Blogs

So Much to Celebrate

By Anne Ciarlone posted 12-18-2020 18:11

  

Like the theatres we serve, TCG received a crash course in the art of the pivot this year. As the needs of theatres and theatre-makers have changed this year, so has TCG – but our commitment to providing low-cost opportunities and timely resources to the theatre field remains. Here are a few of our favorite TCG memories from 2020: 

Weeks before the pandemic forced theatres around the country to go dark and in-person gatherings to be cancelled, TCG hosted our annual OUR STORES Gala, honoring the National Black Theatre Festival and Tony Award Winning playwright, David Henry Hwang. We also gathered for a TCG Books event, co-produced by the Vilcek Foundation, featuring Pulitzer Prize-winning playwright and director Nilo Cruz, in a reading and discussion of his latest work, Exquisite Agony.

As the COVID-19 crisis began to hit the United States, TCG organized quickly to produce a series of pandemic preparedness webinars in early March and April, helping our members navigate new CDC guidelines and the CARES Act. Through our ongoing federal advocacy efforts, TCG Action Alerts have generated over 11,400 constituent emails to Capitol Hill since March, advocating for additional relief for the theatre sector.

(Right: David Henry Hwang at the 2020 OUR STORES Gala, Photo by Ryan Bourque)

Due to the pandemic and the economic crisis it spurred in our field, TCG made the values-based decision to automatically renew Member Theatres, regardless of their ability to pay membership dues. In an effort to harness peer-to-peer support during this challenging time, we introduced free weekly Zoom calls bringing leaders from theatres with similar budgets together for connection and conversation. To get involved with these discussions, please contact director of membership, Jen Cleary.

In March, AmericanTheatre.org began publishing the first Dispatches from Quarantine, of which there are now nearly 40 entries to date. Later in the year, we kicked off bi-weekly AT: Offscript conversations featuring the AT Editors and special guests on Facebook Live. In the fall, we produced our first virtual AT Live: Artist Activist Table Talk in conjunction with the special magazine issue on trans and gender non-conforming theatre artists and their challenges and triumphs in the field. (Above: Merrique Jenson, Nyla Foster, Lady Dane Figueroa Edidi, and Lila Star Escada from AT Live: Artist Activist Table Talk)

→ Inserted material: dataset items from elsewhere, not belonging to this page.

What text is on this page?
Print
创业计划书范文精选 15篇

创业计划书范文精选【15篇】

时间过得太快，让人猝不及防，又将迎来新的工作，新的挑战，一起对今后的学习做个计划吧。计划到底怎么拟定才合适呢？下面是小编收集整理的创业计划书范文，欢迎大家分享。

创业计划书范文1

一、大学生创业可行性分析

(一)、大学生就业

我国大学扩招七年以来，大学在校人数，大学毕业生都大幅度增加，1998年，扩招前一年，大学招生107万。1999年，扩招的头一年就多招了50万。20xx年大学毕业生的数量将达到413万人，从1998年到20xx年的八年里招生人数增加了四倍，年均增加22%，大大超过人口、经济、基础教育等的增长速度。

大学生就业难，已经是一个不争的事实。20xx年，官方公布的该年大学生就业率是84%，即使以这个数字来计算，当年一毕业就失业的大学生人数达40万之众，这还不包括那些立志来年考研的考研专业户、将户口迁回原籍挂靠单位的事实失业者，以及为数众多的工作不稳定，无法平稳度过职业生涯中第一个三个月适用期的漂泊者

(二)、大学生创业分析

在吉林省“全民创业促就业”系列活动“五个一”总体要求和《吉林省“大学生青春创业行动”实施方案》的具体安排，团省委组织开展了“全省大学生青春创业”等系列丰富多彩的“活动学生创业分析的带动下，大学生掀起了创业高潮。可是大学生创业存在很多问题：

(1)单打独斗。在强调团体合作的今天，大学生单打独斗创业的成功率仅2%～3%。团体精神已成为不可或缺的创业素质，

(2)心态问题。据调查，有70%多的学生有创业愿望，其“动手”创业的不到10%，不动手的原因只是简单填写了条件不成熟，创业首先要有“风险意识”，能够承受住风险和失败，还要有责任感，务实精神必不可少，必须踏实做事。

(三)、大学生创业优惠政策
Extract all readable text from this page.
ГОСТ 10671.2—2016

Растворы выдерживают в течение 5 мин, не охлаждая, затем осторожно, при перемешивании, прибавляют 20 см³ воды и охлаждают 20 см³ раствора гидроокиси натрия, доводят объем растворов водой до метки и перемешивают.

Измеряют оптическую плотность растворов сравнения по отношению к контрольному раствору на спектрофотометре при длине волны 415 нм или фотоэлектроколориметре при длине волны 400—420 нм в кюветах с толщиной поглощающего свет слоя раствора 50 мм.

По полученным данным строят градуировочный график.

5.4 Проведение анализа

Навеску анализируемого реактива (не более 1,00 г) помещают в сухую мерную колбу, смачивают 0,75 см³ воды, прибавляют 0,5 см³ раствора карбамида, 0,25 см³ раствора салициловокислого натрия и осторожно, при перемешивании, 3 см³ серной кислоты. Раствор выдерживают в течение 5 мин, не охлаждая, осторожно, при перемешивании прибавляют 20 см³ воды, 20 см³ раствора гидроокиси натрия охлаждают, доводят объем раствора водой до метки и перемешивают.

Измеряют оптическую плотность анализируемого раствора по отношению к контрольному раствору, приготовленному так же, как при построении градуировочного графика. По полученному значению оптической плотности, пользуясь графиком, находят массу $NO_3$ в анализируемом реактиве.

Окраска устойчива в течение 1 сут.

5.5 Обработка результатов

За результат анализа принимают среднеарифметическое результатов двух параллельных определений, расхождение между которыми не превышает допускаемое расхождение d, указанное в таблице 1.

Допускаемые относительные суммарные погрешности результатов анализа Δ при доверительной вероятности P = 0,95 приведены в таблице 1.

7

With in-person gatherings no longer being possible, TCG instead convened the field in our first ever, two-part Virtual National Conference - Re: Emergence. This free-to-attend conference brought together over 2,000 theatre professionals from all over the world - making it our largest national conference to date. But the online learning didn’t stop in June! We produced a series of Summer Remote Learning Sessions, offering skills-building work for development and management professionals, as well as an introduction to the growing use of actual reality and virtual reality in theatre

 (Above: Aleshea Harris and Whitney White from their plenary conversation at Re:Emergence.)

In the midst of on-going uprisings across the country protesting the unequal treatment of Black, Indigenous, and People of Color at the hands of the U.S. criminal justice system, TCG has doubled down our anti-racism work. In response to the #WeSeeYou White American Theatre Demands released this summer, we launched the White Theatre-makers Acting On BIPOC Demands Affinity Space which has met regularly since September to discuss and respond to the demands. To join these discussions, please contact director of communications, Corinna Schulenburg.

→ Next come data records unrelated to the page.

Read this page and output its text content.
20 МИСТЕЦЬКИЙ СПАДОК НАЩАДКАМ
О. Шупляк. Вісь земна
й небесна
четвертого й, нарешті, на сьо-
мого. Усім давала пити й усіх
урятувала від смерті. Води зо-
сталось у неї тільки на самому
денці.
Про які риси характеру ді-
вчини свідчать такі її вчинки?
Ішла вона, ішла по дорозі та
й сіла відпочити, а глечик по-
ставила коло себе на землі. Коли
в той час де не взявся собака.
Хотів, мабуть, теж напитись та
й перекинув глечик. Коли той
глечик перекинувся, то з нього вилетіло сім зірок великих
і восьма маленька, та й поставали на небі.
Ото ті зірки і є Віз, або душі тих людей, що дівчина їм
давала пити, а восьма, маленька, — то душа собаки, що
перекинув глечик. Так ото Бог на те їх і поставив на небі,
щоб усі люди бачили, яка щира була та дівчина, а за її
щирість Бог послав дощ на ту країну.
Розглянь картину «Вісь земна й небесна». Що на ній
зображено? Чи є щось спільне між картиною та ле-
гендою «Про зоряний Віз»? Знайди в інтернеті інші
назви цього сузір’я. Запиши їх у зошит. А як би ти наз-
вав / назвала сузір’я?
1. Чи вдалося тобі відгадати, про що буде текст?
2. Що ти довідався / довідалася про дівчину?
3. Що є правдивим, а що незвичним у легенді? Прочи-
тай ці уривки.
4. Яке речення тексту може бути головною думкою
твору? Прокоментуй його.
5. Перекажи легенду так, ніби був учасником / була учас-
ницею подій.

In October, we announced that our online job database, ARTSEARCH, would now be free & equitable for all. Most recently, in December, we partnered with TheFrontOffice to create the Freelancers Relief Fund: Theatre Designers , which is distributing 45x $1,000 rapid response grants to scenic, lighting, costume, sound and projection designers right now.

Throughout it all, TCG Books has continued its commitment to bringing new literary voices to public attention, and cultivating career-long relationships that keep playwrights in print. Among the near-dozen titles published this year were A Strange Loop, the Pulitzer Prize-winning play by Michael R. Jackson, and Adrienne Kennedy’s first new work in over a decade, He Brought Her Heart Back in a Box and Other Plays.

We closed the programmatic year with our virtual Fall Forum: A Just and Thriving Theatre Ecology, asking and answering as a community the question: "What do we mean by Just and Thriving?". This is a question near and dear to our hearts at TCG, because it speaks to perhaps the biggest TCG news of the year: our strategic plan and new mission.

When TCG began our strategic planning process with Yancey Consulting late last year, we had no idea the end product would be forged in the fires of a global pandemic and an uprising against white supremacy. As we interrogated what our vision of “a better world for theatre and a better world because of theatre” means now, we fortified and clarified TCG’s mission: to lead for a just and thriving theatre ecology.

In 2021, TCG will be celebrating the 60th anniversary of our founding, and we have big birthday aspirations – but with so much uncertainty still ahead, it’s hard to guess what we’ll be recapping this time next year. One thing is certain: with this new mission at the center, 2021 is shaping up to be an even brighter year.